The current On Appeal is not yet available on the 3CBA website, but you can download older issues at this link.

And if you practice in the Third Circuit and you’re not a 3CBA member yet, get on it. Dues are just $40, you can join here.

Two interesting links

Howard Bashman’s latest Upon Further Review column in the Legal Intelligencer (free link here) contains a fascinating discussion of video recording of Third Circuit arguments. (That’s a point I mentioned in my circuit website roundup here.) Bashman reports that Chief Judge McKee told him “he was hoping to convince his colleagues on the Third Circuit that the court should join the Ninth Circuit in posting video of its oral arguments online.” I share Howard’s strong support for the idea.
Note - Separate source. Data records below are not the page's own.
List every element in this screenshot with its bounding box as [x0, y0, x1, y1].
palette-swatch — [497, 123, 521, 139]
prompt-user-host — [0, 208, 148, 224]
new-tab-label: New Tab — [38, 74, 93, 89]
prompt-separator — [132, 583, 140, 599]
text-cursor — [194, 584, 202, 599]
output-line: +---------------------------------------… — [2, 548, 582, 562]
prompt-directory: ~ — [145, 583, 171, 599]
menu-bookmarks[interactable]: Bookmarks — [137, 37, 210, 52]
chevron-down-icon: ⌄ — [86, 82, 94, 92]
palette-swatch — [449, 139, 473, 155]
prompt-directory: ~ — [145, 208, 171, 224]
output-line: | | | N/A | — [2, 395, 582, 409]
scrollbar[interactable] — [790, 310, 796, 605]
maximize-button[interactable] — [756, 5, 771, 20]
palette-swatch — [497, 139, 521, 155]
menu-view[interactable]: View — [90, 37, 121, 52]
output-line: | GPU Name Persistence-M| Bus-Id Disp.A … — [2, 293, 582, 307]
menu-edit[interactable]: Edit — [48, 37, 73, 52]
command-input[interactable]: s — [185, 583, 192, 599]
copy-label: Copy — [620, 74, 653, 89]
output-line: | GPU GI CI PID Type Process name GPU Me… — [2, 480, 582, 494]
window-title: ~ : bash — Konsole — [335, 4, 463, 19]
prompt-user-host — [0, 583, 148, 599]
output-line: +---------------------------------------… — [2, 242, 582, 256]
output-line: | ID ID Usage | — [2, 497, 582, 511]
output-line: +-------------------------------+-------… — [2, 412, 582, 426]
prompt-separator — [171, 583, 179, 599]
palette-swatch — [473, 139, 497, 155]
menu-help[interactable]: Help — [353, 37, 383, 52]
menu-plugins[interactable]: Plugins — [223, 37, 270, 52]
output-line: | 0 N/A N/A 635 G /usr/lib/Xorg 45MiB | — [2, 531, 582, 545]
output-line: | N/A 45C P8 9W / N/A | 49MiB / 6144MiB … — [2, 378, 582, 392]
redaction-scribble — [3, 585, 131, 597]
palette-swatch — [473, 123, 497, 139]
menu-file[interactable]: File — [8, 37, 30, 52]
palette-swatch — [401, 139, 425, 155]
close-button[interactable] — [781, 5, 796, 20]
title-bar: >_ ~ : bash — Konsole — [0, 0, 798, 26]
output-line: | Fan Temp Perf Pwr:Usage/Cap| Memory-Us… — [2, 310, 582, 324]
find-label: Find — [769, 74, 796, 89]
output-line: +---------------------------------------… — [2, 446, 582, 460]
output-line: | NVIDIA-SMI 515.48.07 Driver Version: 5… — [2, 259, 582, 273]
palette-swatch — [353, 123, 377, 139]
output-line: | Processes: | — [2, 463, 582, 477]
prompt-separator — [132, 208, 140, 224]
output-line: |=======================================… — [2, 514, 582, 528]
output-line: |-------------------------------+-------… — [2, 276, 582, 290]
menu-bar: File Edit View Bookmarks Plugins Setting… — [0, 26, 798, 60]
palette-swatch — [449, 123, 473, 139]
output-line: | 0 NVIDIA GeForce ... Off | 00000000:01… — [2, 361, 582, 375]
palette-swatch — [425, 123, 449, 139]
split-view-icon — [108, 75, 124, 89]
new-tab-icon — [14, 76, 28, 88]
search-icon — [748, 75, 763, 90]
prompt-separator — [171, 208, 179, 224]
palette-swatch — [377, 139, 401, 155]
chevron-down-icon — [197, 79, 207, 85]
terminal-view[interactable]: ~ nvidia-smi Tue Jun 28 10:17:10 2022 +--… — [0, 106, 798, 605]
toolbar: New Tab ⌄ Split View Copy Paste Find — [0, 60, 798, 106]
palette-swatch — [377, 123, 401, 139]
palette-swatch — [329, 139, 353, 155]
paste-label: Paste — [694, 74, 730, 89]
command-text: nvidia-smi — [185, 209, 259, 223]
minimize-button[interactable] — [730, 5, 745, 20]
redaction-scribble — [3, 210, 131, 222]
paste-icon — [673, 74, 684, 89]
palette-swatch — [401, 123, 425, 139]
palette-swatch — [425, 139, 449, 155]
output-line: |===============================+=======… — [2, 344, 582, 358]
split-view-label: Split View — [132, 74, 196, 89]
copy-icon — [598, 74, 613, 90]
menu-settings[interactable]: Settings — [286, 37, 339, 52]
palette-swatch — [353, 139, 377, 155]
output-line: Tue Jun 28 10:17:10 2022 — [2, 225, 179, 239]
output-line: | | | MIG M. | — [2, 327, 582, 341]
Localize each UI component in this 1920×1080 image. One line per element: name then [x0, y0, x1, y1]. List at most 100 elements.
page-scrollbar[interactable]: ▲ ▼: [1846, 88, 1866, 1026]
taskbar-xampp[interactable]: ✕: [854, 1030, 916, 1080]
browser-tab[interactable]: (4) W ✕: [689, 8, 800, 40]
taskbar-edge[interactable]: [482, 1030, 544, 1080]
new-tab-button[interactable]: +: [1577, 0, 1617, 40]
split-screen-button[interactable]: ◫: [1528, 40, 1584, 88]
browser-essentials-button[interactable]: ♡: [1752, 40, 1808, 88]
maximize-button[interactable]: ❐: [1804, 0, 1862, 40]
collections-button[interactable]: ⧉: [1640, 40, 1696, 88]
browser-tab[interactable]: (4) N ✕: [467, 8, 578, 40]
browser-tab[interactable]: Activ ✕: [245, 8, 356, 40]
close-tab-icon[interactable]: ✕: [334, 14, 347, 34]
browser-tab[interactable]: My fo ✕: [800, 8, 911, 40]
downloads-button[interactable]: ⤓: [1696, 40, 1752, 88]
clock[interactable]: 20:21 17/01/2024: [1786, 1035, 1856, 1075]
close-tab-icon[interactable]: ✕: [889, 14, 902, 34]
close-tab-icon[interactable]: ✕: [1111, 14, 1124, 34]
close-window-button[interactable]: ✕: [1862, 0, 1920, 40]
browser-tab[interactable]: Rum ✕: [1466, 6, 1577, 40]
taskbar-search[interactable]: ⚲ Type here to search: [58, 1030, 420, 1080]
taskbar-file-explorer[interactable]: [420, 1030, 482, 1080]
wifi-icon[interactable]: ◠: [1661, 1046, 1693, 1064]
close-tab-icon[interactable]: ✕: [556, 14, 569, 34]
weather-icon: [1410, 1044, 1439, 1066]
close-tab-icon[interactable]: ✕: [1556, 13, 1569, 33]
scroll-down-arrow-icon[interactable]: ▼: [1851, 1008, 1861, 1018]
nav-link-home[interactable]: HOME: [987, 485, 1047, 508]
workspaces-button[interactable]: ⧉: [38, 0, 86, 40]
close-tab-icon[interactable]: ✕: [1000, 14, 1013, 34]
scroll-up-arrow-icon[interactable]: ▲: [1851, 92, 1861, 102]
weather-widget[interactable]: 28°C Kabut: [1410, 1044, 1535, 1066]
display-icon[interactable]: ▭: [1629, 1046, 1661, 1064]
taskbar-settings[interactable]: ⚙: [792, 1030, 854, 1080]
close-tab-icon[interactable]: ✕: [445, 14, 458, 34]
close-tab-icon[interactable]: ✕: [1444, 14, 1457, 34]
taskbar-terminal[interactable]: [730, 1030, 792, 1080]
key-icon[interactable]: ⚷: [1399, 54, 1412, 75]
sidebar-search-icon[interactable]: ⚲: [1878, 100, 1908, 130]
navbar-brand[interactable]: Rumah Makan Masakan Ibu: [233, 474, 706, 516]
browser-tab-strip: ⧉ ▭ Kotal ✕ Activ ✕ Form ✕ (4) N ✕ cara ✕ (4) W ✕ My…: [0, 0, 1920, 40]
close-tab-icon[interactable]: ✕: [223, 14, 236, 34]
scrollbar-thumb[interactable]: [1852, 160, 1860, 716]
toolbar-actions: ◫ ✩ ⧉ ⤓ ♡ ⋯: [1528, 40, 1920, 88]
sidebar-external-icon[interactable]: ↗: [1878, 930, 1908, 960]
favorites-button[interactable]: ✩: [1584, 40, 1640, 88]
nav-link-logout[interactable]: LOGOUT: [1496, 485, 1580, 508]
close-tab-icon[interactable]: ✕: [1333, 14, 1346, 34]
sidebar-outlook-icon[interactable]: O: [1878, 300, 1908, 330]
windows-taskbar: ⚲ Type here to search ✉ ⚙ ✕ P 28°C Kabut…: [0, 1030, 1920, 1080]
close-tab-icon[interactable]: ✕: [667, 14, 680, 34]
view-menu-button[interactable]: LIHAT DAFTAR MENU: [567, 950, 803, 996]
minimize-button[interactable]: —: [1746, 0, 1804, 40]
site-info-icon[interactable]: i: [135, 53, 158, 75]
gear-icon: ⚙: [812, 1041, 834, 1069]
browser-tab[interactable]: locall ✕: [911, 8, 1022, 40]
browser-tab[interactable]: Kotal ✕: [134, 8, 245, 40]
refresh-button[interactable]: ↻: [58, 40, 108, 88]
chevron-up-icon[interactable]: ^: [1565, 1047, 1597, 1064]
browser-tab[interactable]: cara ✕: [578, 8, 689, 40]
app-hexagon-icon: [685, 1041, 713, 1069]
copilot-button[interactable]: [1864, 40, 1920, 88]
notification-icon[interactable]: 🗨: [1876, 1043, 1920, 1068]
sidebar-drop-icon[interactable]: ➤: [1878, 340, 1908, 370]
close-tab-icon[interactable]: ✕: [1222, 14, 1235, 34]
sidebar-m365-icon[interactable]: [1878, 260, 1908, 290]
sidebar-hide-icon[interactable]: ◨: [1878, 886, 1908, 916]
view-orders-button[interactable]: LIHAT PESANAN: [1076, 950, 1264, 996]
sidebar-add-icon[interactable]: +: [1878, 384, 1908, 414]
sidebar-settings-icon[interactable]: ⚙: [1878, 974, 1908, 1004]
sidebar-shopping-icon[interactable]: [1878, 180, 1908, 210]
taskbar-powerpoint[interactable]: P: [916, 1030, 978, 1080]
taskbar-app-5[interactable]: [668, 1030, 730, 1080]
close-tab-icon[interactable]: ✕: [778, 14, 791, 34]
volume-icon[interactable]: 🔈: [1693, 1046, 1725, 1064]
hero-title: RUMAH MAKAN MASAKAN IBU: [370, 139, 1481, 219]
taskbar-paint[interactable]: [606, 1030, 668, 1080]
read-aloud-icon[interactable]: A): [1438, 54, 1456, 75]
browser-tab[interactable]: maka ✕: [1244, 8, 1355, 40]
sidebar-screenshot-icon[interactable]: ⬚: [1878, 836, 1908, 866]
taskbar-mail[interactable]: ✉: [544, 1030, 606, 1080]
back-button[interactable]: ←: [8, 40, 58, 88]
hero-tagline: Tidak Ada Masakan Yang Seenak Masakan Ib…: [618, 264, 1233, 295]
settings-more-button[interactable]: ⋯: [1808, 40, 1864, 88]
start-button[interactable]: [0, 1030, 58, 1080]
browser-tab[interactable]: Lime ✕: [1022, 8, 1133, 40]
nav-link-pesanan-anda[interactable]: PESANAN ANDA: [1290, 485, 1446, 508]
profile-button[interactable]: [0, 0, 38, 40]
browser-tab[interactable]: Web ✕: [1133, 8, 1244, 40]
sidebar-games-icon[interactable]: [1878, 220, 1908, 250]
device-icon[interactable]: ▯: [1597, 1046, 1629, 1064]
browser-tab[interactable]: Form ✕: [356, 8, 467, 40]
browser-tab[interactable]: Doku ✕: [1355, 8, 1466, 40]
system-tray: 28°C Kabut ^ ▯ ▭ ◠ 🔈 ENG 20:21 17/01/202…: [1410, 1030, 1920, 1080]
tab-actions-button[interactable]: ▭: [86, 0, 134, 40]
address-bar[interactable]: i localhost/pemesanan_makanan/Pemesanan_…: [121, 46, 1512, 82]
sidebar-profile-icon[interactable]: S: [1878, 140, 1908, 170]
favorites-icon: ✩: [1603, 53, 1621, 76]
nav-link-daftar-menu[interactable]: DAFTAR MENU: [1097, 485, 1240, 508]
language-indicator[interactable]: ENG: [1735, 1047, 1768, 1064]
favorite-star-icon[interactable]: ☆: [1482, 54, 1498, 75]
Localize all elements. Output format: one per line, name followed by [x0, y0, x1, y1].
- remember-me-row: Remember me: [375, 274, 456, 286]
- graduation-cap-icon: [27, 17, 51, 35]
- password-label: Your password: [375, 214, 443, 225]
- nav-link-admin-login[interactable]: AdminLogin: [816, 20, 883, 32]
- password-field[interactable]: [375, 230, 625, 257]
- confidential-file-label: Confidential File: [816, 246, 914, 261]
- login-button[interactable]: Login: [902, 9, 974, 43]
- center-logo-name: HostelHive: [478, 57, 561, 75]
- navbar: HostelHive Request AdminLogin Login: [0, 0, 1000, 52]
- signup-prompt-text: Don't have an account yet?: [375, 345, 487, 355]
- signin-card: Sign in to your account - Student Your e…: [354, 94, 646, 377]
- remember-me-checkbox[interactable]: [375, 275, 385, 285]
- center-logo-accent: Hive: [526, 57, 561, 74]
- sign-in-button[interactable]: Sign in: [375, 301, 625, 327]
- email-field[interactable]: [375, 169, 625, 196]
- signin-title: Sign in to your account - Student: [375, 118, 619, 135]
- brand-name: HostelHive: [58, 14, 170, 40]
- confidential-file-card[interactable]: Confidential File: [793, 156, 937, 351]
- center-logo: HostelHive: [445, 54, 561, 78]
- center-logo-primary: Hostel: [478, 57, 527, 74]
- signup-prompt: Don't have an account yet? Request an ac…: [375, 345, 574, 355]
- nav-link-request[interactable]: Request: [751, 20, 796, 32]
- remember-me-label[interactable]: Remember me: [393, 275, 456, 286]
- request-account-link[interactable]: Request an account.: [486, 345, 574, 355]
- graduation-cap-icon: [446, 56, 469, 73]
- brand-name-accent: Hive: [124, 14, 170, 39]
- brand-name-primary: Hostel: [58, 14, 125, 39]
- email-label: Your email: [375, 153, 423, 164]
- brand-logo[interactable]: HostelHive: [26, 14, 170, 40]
And here is the latest newsletter of the Bar Association for the Third Federal Circuit. As usual it is essential reading for CA3 practitioners and super-fans. It includes an article by Judge Smith discussing circuit cost-reduction efforts, which notes:

[I]n the wake of sequestration, Chief Judge
Theodore A. McKee implemented a fiscal austerity program to be applied to
both the use of space within the court units of the Circuit and the expenditure
of funds that could be re-programmed from facility improvements to personnel.
Quite simply, Chief Judge McKee’s concerns were that the job security of
court staff has priority over any short-term improvements in rented space. Our
Circuit was the only one in the country to adopt such a policy. And that policy
set the tone for our implementation of the national space reduction goals that
were subsequently mandated by the Judicial Conference.

The latest issue also includes this article, co-authored by Bashman and me, discussing the Lehman Brothers decision, plus an article by me on CA3 en banc practice, adapted from this blog post. I was proud to have the chance to contribute to 3CBA’s fine work.